El expresidente del Gobierno José Luis Rodríguez Zapatero ha negado este miércoles ante el juez de la Audiencia Nacional José Luis Calama haber ejercido cualquier tipo de influencia para que el Ejecutivo de Pedro Sánchez aprobara el rescate de 53 millones de euros a la aerolínea Plus Ultra durante la pandemia.
Según han indicado fuentes jurídicas, Zapatero ha declarado como investigado en el conocido como ‘caso Plus Ultra’, causa en la que se analizan presuntas irregularidades en la concesión de ayudas públicas a la compañía aérea.
El expresidente ha defendido durante su comparecencia que no tuvo participación ni capacidad de influencia en la decisión del rescate, que el Gobierno aprobó en el contexto de la crisis económica provocada por la COVID-19. Su declaración continúa ante el magistrado instructor.
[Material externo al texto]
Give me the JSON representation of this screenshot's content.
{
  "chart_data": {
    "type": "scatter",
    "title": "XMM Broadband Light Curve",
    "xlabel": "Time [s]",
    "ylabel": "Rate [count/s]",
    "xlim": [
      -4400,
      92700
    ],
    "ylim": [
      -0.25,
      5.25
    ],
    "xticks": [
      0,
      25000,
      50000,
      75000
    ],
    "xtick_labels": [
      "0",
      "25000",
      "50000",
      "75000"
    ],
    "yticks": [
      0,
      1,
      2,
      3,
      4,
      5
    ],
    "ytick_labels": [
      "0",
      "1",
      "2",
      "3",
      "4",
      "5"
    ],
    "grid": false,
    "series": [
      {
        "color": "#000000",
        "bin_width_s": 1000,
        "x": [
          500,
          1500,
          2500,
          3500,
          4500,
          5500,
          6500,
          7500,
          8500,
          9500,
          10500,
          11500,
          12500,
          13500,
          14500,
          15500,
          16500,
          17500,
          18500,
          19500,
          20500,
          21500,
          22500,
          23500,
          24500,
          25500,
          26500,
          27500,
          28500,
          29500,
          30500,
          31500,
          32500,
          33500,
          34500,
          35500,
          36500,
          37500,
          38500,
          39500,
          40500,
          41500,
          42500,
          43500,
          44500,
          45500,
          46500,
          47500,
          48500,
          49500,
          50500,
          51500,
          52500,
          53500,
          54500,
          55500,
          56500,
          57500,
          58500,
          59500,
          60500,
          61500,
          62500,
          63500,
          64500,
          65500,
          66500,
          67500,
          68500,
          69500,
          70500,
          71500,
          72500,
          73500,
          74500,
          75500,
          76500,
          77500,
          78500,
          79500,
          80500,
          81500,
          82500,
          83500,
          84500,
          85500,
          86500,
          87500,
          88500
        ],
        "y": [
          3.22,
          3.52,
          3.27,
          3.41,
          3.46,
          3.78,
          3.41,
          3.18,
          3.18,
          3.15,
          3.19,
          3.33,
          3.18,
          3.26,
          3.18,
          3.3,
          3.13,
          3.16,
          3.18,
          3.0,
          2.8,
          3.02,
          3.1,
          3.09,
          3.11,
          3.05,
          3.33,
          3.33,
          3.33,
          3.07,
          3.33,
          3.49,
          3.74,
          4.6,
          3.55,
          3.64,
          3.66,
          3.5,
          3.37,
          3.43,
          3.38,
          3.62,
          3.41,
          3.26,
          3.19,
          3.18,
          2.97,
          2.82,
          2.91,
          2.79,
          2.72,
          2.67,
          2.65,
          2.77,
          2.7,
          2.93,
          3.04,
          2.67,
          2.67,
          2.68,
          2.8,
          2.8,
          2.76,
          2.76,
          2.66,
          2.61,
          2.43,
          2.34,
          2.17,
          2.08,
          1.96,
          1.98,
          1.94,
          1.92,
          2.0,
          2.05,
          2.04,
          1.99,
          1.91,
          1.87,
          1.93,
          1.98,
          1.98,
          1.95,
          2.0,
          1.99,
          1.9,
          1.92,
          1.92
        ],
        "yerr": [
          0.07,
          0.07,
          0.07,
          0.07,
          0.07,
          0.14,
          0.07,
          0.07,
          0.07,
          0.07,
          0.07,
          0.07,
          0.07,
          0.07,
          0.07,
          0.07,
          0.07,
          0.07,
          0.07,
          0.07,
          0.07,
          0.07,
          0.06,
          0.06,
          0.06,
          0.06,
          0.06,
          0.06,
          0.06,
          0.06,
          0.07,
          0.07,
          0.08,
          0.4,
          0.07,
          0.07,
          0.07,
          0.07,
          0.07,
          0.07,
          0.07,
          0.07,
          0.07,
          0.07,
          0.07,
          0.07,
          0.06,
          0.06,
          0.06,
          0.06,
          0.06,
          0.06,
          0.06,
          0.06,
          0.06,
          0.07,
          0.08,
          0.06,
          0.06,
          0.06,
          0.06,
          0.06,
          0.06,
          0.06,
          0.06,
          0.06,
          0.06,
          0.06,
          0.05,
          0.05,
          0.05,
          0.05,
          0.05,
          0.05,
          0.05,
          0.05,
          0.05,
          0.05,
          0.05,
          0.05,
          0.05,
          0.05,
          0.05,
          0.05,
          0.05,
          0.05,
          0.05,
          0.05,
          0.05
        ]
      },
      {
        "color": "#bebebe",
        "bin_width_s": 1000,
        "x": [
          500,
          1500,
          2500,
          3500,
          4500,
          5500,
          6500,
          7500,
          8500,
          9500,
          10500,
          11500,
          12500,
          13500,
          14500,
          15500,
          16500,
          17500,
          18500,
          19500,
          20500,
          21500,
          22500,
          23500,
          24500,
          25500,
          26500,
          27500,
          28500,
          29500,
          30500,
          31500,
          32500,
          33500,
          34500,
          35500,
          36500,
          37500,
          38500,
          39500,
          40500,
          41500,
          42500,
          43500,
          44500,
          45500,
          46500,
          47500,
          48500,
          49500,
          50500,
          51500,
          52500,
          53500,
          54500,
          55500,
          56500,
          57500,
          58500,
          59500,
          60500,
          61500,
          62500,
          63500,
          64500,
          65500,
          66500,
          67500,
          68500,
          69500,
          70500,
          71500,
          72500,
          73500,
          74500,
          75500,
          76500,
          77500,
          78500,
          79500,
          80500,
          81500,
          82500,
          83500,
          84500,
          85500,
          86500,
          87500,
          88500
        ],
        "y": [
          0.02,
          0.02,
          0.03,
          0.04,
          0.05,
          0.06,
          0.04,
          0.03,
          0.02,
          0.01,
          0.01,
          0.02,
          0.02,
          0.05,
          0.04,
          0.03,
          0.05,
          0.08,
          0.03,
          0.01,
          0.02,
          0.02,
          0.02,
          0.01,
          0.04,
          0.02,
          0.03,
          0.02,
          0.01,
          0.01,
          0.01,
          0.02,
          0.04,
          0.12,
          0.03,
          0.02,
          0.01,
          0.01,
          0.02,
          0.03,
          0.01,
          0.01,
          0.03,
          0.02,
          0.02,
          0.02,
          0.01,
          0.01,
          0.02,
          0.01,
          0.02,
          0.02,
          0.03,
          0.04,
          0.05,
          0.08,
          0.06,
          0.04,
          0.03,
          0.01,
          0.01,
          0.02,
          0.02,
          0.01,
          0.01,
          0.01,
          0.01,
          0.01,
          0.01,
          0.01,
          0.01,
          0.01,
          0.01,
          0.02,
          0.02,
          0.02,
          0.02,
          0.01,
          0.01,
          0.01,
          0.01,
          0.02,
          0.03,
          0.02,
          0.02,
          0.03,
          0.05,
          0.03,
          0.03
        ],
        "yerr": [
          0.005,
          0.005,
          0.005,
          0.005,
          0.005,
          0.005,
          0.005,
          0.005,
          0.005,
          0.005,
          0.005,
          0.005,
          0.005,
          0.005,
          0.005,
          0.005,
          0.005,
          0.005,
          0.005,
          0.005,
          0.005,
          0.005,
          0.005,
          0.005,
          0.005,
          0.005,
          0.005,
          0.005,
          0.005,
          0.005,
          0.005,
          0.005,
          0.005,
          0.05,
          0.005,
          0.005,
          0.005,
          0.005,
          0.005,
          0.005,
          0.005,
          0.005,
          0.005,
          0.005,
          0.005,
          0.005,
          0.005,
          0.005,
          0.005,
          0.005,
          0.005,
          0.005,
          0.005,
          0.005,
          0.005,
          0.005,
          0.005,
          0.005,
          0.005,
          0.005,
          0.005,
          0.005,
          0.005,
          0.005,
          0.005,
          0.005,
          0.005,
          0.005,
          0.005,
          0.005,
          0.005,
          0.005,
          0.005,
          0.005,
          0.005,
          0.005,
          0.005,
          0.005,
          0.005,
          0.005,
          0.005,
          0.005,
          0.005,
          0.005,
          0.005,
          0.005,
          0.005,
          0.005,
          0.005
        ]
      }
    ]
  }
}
Zapatero ha llegado a las 8:48 horas a la sede de la Audiencia Nacional, accediendo por la puerta principal del edificio, utilizada habitualmente por jueces, tras una petición de Presidencia del Gobierno por motivos de seguridad que fue autorizada por el tribunal.
El juez José Luis Calama le investiga por su presunta implicación en una supuesta estructura organizada de tráfico de influencias destinada a la obtención de beneficios económicos en favor de terceros relacionados con el rescate de Plus Ultra.
Además, el expresidente deberá responder por el origen de unas joyas halladas por la Unidad de Delincuencia Económica y Fiscal (UDEF) en un registro en su despacho, cuyo valor preliminar se estima en 1,3 millones de euros, y que podrían estar relacionadas con presuntos delitos fiscales y de contrabando.
La investigación permanece abierta mientras el magistrado continúa con la toma de declaraciones en la causa.
Asimismo, la Fiscalía solicitó al juez de la Audiencia Nacional, José Luis Calama, la adopción de medidas cautelares contra Zapatero mientras continúa la investigación. Entre ellas, pidió la retirada de su pasaporte, la obligación de comparecer cada quince días ante la autoridad judicial y la prohibición de abandonar España sin autorización previa, al considerar necesario garantizar su disponibilidad durante la instrucción de la causa.
Sin embargo, el magistrado rechazó la petición del Ministerio Público y descartó imponer cualquier medida cautelar al expresidente, por lo que podrá seguir desplazándose con normalidad mientras avanza la investigación judicial.